In order to understand the example Baruch Spinoza takes, it is necessary to see that he is preparing a comparison with the human being. But at this point, Baruch Spinoza simply “goes down” to a singular thing, which no one asserts or has asserted could be free: in this case a stone. Thus a stone thrown by someone, or dragged by something else, will set in motion and be in motion. No one would then suspect that this stone is free. While this reflection will serve for the third part, in the present part Baruch Spinoza defines a constrained thing in this way, and generalizes from a stone to any singular thing, that is, any thing that is unique and very present, material. It is important to say that Baruch Spinoza includes the living beings, animals as well as human, aimed in particular by formula “something the complexity that you like to attribute to him”. Thus there is no radical difference between a stone, an animal and a human being, except by complexity, which are all singular things.
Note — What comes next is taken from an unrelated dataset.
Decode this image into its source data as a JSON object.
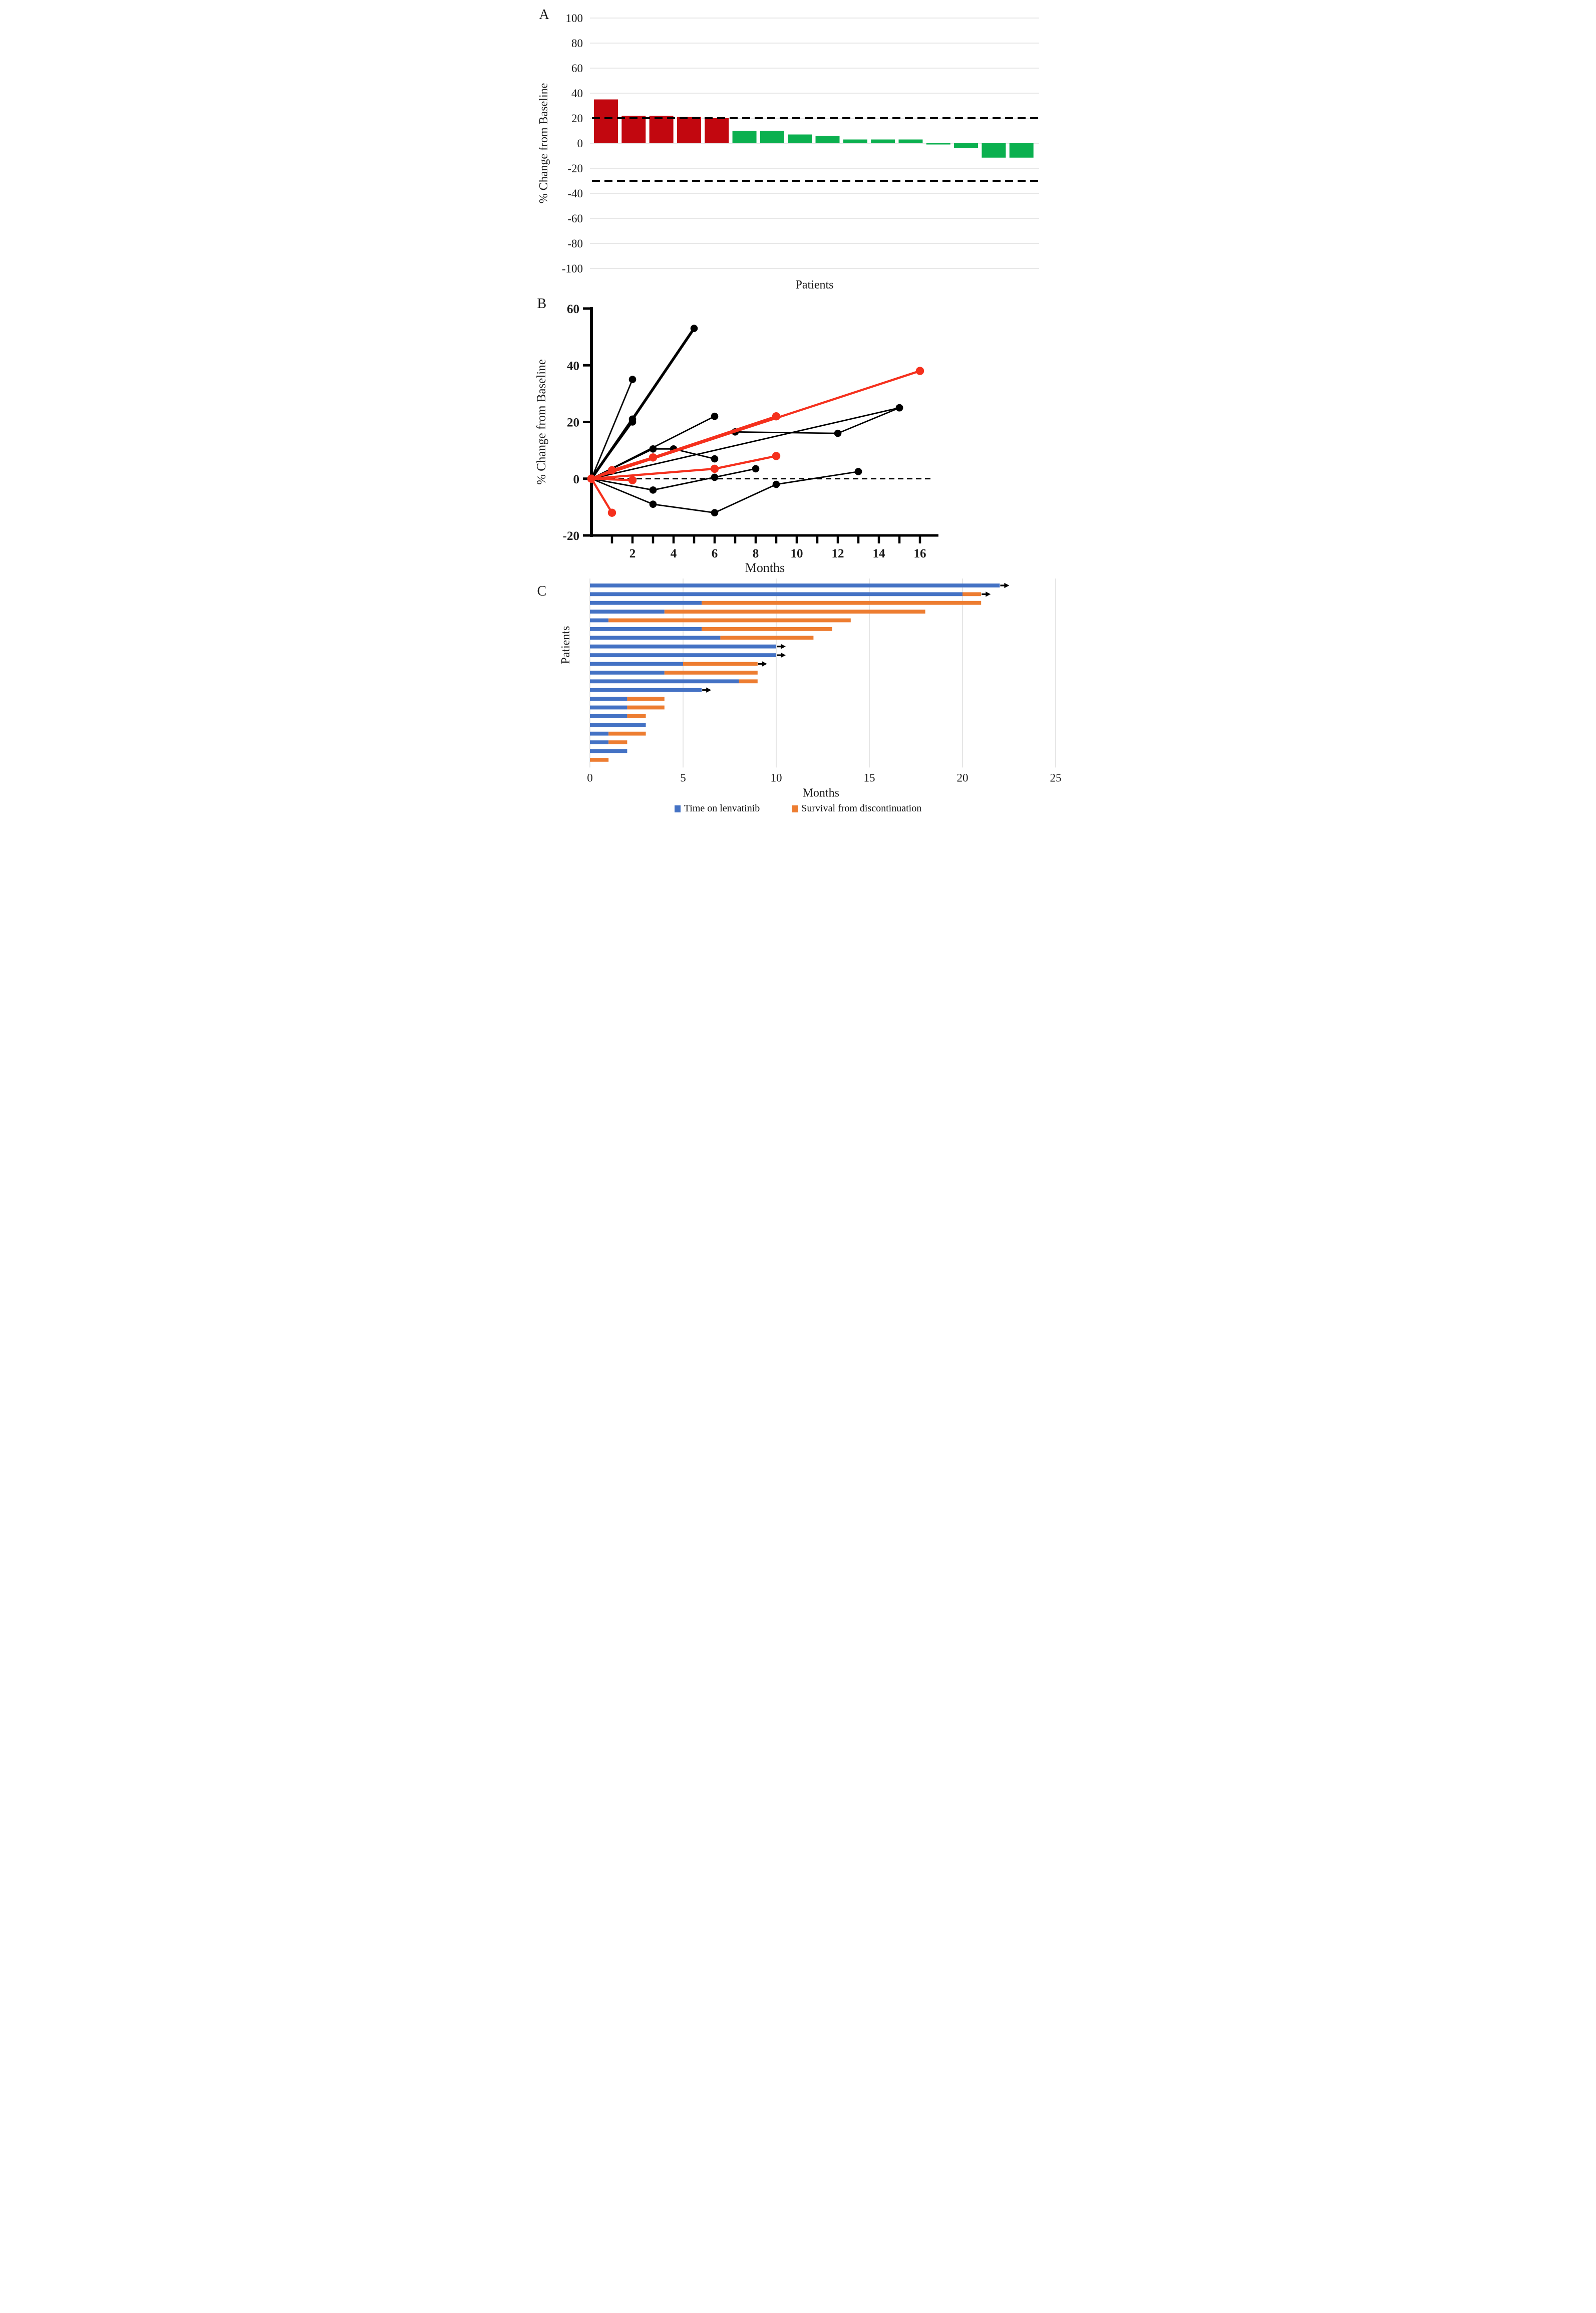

Now every singular thing, therefore a man u included, exists by a cause and in a certain determined way, just as the stone was thrown. The only exception is of course God, who is not caused or generated by any external cause or determined to act in any way.
[

PART THREE]

Baruch Spinoza in Part Three shows by example how to understand the prejudice of free will.

His demonstration by example goes through the idea of granting thought and consciousness to the stone, which, for the record, nobody suspects of being free. Of course the parallel with man is intended and important. It is a question for Baruch Spinoza of showing that man is simply conscious and knows that he is moving and that he “perseveres in his movement” without being master of his actions, without being this “empire within an empire”, an allusion already denounced in the Ethics. As the stone is not endowed with freedom but is constrained, so man is determined. The illusion is thus only due to the fact that men are conscious of their conatus, a Spinozist term describing the effort to persevere in one’s being. But since men are not aware of all the causes that impel them to act, just as the stone does not drive itself, they believe that they are free. It would be possible to add that this disillusionment is a humiliation for man as denoted by the use of the term “boasts”, because this illusion participated for man to believe himself all powerful on himself. Baruch Spinoza in this sense lists a series of examples to reinforce his argument and thus in passing to mark the fact that there is no radical difference between “a child”, “an irritated young boy”, “a drunkard”, “a delusional person” or “a talkative person”, but above all with an adult who has none of these or similar conditions. They are certainly different in their awareness and thinking about themselves, but not at all in the fact that they are entirely determined.

The human being, whatever his condition or his proximity to “normal” standards, is therefore not free in the sense of a free will. In mitigation of this error, Baruch Spinoza explains that this illusion is natural, that is, it comes to mind spontaneously. But the Ethics is indeed the work that calls for a break with this opinion, and this letter concludes to make us understand what freedom really is for Baruch Spinoza.
[

CONCLUSION]

[Conclusion] In conclusion, this letter to G. H. Schuller is not only to remind us of the results of the Ethics concerning freedom, but above all to definitively refute the illusory character of free will, by revealing for example what freedom really is and what it is not.

[The human being, from whom all free will must be excluded, is thus put in his place in the immensity of the world that God is. This is why, on the one hand, it would be necessary to reflect on this humiliation, or “narcissistic wound” according to the terms of Sigmund Freud, the latter not having included it in his Introduction to psychoanalysis as one of the wounds, whereas it could be noticed a connection with the criticism of the unconscious, which pushes to say that the man is not his own master. On the other hand, it would be interesting to see how for Baruch Spinoza the destruction of the illusion of free will leads to a better knowledge of God, and consequently to get closer to bliss.